De acordo com o projeto aprovado, o spray poderá ser adquirido e utilizado por mulheres maiores de 18 anos.
Já adolescentes entre 16 e 18 anos poderão utilizar o dispositivo somente com autorização expressa de um responsável legal.
Outro requisito previsto na proposta é que o produto tenha aprovação da Agência Nacional de Vigilância Sanitária (Anvisa), garantindo que os equipamentos atendam padrões de segurança e qualidade.
Além disso, o spray deverá ser de uso individual e intransferível, não podendo conter substâncias com efeito letal ou que provoquem toxicidade permanente.
Segundo o texto aprovado, o uso do spray será considerado legal apenas quando empregado para repelir agressão injusta, atual ou iminente.
A legislação também estabelece que o uso deve ocorrer de forma proporcional e moderada, apenas até o momento em que a ameaça seja neutralizada, permitindo que a vítima consiga fugir do agressor e buscar ajuda.
A relatora do projeto, a deputada Gisela Simona, afirmou que a proposta busca ampliar os mecanismos de proteção às mulheres.
“Não basta dizer que o crime é inaceitável: é preciso permitir que a potencial vítima tenha o meio necessário para evitá-lo”, declarou.
O projeto original é de autoria da deputada Gorete Pereira.
O texto também estabelece punições para casos de uso indevido do spray.
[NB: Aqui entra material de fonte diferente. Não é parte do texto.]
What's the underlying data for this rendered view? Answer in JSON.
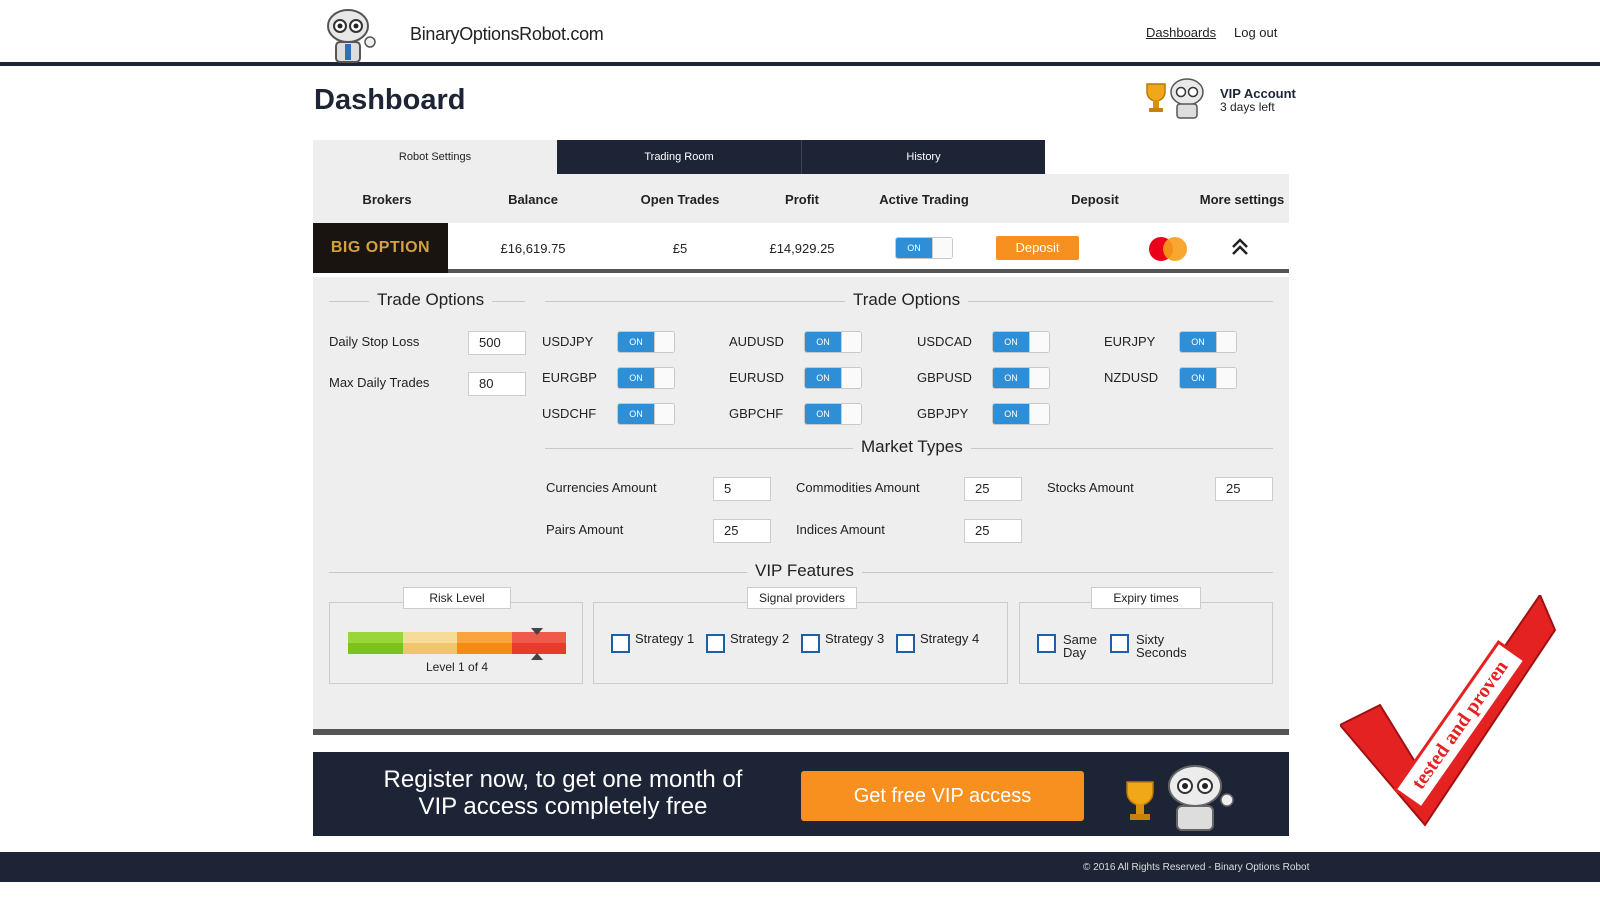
{
  "header": {
    "logo_text": "BinaryOptionsRobot.com",
    "nav": {
      "dashboards": "Dashboards",
      "logout": "Log out"
    }
  },
  "page": {
    "title": "Dashboard",
    "vip_account": "VIP Account",
    "vip_days_left": "3 days left"
  },
  "tabs": [
    "Robot Settings",
    "Trading Room",
    "History"
  ],
  "brokers_table": {
    "headers": [
      "Brokers",
      "Balance",
      "Open Trades",
      "Profit",
      "Active Trading",
      "Deposit",
      "More settings"
    ],
    "row": {
      "broker_name": "BIG OPTION",
      "balance": "£16,619.75",
      "open_trades": "£5",
      "profit": "£14,929.25",
      "active_trading": "ON",
      "deposit_button": "Deposit"
    }
  },
  "trade_options": {
    "title_left": "Trade Options",
    "title_right": "Trade Options",
    "daily_stop_loss_label": "Daily Stop Loss",
    "daily_stop_loss_value": "500",
    "max_daily_trades_label": "Max Daily Trades",
    "max_daily_trades_value": "80",
    "toggle_label": "ON",
    "pairs": [
      "USDJPY",
      "AUDUSD",
      "USDCAD",
      "EURJPY",
      "EURGBP",
      "EURUSD",
      "GBPUSD",
      "NZDUSD",
      "USDCHF",
      "GBPCHF",
      "GBPJPY"
    ]
  },
  "market_types": {
    "title": "Market Types",
    "currencies_label": "Currencies Amount",
    "currencies_value": "5",
    "commodities_label": "Commodities Amount",
    "commodities_value": "25",
    "stocks_label": "Stocks Amount",
    "stocks_value": "25",
    "pairs_label": "Pairs Amount",
    "pairs_value": "25",
    "indices_label": "Indices Amount",
    "indices_value": "25"
  },
  "vip_features": {
    "title": "VIP Features",
    "risk_level_label": "Risk Level",
    "risk_level_text": "Level 1 of 4",
    "risk_level_value": 1,
    "risk_level_max": 4,
    "signal_providers_label": "Signal providers",
    "strategies": [
      "Strategy 1",
      "Strategy 2",
      "Strategy 3",
      "Strategy 4"
    ],
    "expiry_times_label": "Expiry times",
    "expiry_same": "Same",
    "expiry_day": "Day",
    "expiry_sixty": "Sixty",
    "expiry_seconds": "Seconds"
  },
  "banner": {
    "line1": "Register now, to get one month of",
    "line2": "VIP access completely free",
    "cta": "Get free VIP access"
  },
  "footer": {
    "copyright": "© 2016 All Rights Reserved - Binary Options Robot"
  },
  "stamp": {
    "text": "tested and proven"
  },
  "colors": {
    "navy": "#1c2436",
    "orange": "#f7901e",
    "toggle_blue": "#2f8fd6"
  }
}
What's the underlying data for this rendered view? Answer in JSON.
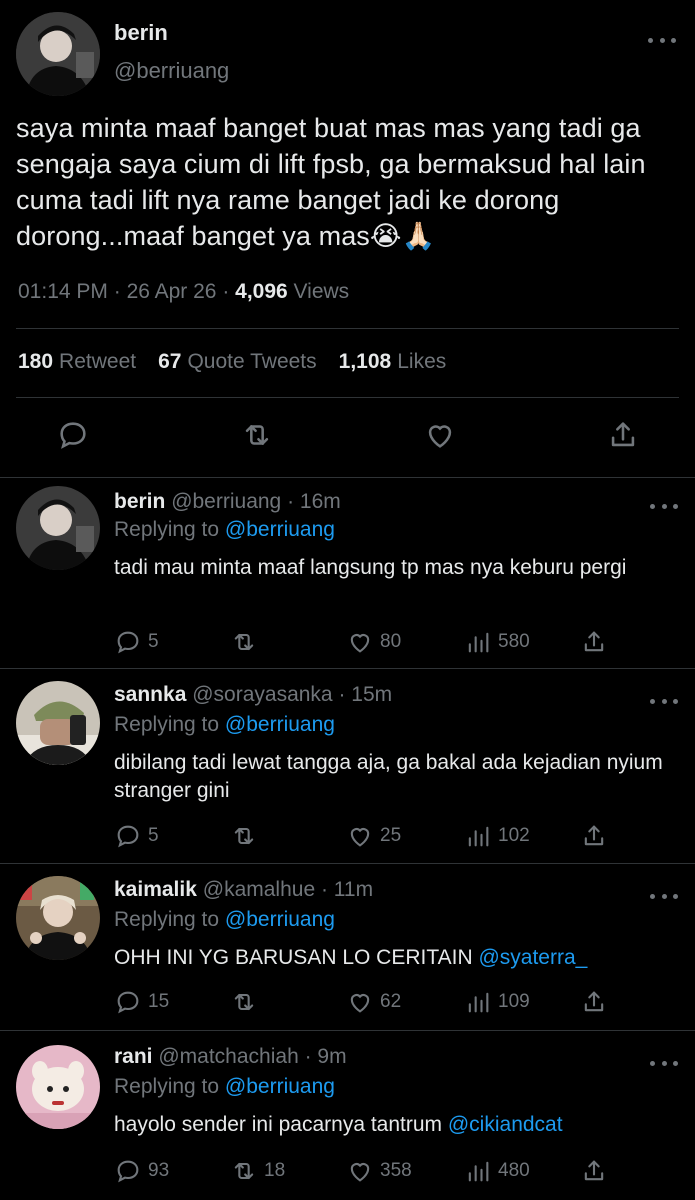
{
  "main_tweet": {
    "display_name": "berin",
    "handle": "@berriuang",
    "text": "saya minta maaf banget buat mas mas yang tadi ga sengaja saya cium di lift fpsb, ga bermaksud hal lain cuma tadi lift nya rame banget jadi ke dorong dorong...maaf banget ya mas😭🙏🏻",
    "time": "01:14 PM",
    "date": "26 Apr 26",
    "views_count": "4,096",
    "views_label": "Views",
    "retweets_count": "180",
    "retweets_label": "Retweet",
    "quotes_count": "67",
    "quotes_label": "Quote Tweets",
    "likes_count": "1,108",
    "likes_label": "Likes"
  },
  "replies": [
    {
      "display_name": "berin",
      "handle": "@berriuang",
      "age": "16m",
      "replying_label": "Replying to",
      "replying_to": "@berriuang",
      "text": "tadi mau minta maaf langsung tp mas nya keburu pergi",
      "mention": "",
      "replies": "5",
      "retweets": "",
      "likes": "80",
      "views": "580"
    },
    {
      "display_name": "sannka",
      "handle": "@sorayasanka",
      "age": "15m",
      "replying_label": "Replying to",
      "replying_to": "@berriuang",
      "text": "dibilang tadi lewat tangga aja, ga bakal ada kejadian nyium stranger gini",
      "mention": "",
      "replies": "5",
      "retweets": "",
      "likes": "25",
      "views": "102"
    },
    {
      "display_name": "kaimalik",
      "handle": "@kamalhue",
      "age": "11m",
      "replying_label": "Replying to",
      "replying_to": "@berriuang",
      "text": "OHH INI YG BARUSAN LO CERITAIN ",
      "mention": "@syaterra_",
      "replies": "15",
      "retweets": "",
      "likes": "62",
      "views": "109"
    },
    {
      "display_name": "rani",
      "handle": "@matchachiah",
      "age": "9m",
      "replying_label": "Replying to",
      "replying_to": "@berriuang",
      "text": "hayolo sender ini pacarnya tantrum ",
      "mention": "@cikiandcat",
      "replies": "93",
      "retweets": "18",
      "likes": "358",
      "views": "480"
    }
  ],
  "colors": {
    "background": "#000000",
    "text": "#e7e9ea",
    "muted": "#71767b",
    "link": "#1d9bf0",
    "divider": "#2f3336"
  }
}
Entre as penalidades previstas estão:
advertência formal, quando não houver lesão ou risco concreto à vítima;
multa entre 1 e 10 salários mínimos, dependendo da gravidade da situação;
multa em dobro em caso de reincidência;
apreensão do dispositivo e proibição de nova compra por até cinco anos.
Além dessas penalidades administrativas, a usuária poderá responder criminalmente caso o uso configure algum crime.
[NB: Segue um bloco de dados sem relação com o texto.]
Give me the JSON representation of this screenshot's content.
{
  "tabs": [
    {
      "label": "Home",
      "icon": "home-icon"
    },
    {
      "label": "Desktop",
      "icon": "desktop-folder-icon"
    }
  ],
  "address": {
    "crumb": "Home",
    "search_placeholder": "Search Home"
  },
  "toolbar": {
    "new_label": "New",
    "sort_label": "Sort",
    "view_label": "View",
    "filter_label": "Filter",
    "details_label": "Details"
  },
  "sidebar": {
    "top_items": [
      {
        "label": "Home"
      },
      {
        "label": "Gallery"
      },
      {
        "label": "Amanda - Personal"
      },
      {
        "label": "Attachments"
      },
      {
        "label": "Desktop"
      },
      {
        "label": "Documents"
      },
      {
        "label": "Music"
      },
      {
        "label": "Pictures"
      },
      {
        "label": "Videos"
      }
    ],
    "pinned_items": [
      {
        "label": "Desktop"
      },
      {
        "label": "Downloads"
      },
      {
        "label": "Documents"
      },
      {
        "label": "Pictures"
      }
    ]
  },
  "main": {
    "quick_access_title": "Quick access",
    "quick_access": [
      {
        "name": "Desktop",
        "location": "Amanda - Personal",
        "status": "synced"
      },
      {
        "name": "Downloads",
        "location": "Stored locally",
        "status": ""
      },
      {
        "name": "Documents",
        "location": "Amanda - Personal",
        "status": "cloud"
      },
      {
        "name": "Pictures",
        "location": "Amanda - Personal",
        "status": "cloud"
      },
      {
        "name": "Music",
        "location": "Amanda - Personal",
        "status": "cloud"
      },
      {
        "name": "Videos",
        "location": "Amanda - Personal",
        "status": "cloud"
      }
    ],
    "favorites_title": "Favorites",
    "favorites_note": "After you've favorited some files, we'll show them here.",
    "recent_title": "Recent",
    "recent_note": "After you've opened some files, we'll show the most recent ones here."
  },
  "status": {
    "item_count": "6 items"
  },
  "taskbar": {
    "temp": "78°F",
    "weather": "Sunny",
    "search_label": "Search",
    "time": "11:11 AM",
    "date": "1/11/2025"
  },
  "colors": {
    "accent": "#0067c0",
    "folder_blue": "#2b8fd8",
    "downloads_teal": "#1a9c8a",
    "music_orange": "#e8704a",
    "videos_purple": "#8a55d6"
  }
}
Durante as discussões do projeto, parlamentares debateram o uso da substância oleoresina capsicum (O.C.), componente presente no spray de pimenta tradicional.
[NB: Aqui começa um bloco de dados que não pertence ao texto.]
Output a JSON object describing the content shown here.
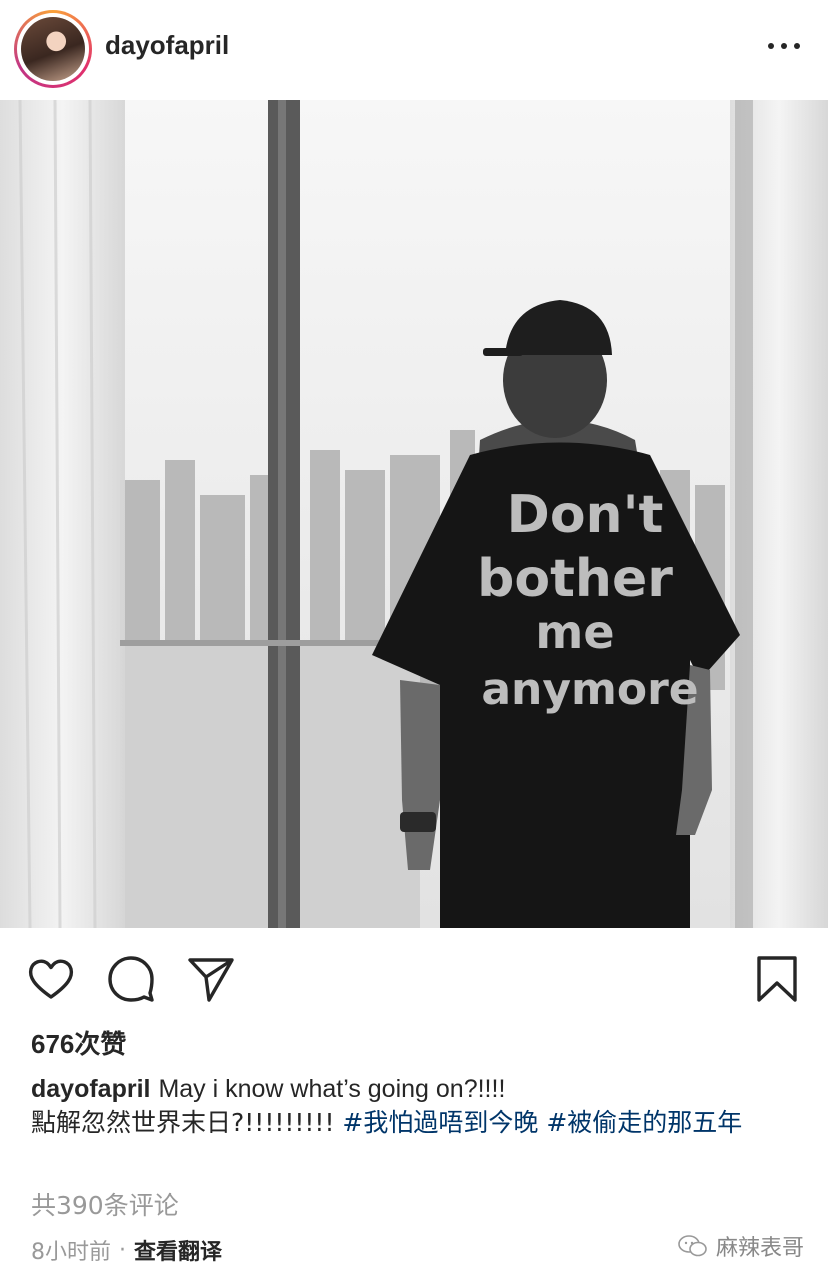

Após negociações, o texto final estabelece que os fabricantes deverão seguir as normas do Comando do Exército Brasileiro quando utilizarem essa substância na composição do produto.
Segundo a relatora, retirar o composto tornaria o equipamento ineficaz.
O spray de O.C. provoca irritação intensa nas mucosas, fechamento involuntário dos olhos, tosse e ardência na pele, dificultando a ação do agressor.
Mesmo assim, o projeto limita a capacidade máxima dos recipientes a 50 ml para uso civil, sendo volumes maiores restritos a forças de segurança e instituições do Estado.
Para adquirir o spray, a compradora deverá apresentar:
documento oficial com foto;
comprovante de residência;
autodeclaração de que não possui condenação por crime violento.
Os vendedores, por sua vez, deverão manter registro simplificado das vendas por até cinco anos, respeitando as normas da Lei Geral de Proteção de Dados.
Também será obrigatório emitir nota fiscal e orientar a compradora sobre o uso seguro do produto.
Outro ponto importante do projeto é a criação de um programa nacional de capacitação para mulheres, voltado à defesa pessoal e ao uso responsável de instrumentos de menor potencial ofensivo.
Entre as ações previstas estão:
oficinas de defesa pessoal;
treinamento sobre manuseio e armazenamento do spray;
orientação sobre limites legais da legítima defesa;
campanhas educativas sobre violência doméstica e canais de denúncia.
O programa será implementado gradualmente e dependerá de regulamentação do Poder Executivo.
Caso o spray seja roubado, furtado ou perdido, a possuidora deverá registrar ocorrência policial em até 72 horas após tomar conhecimento do fato.
Se não fizer o registro, poderá ser penalizada com multa.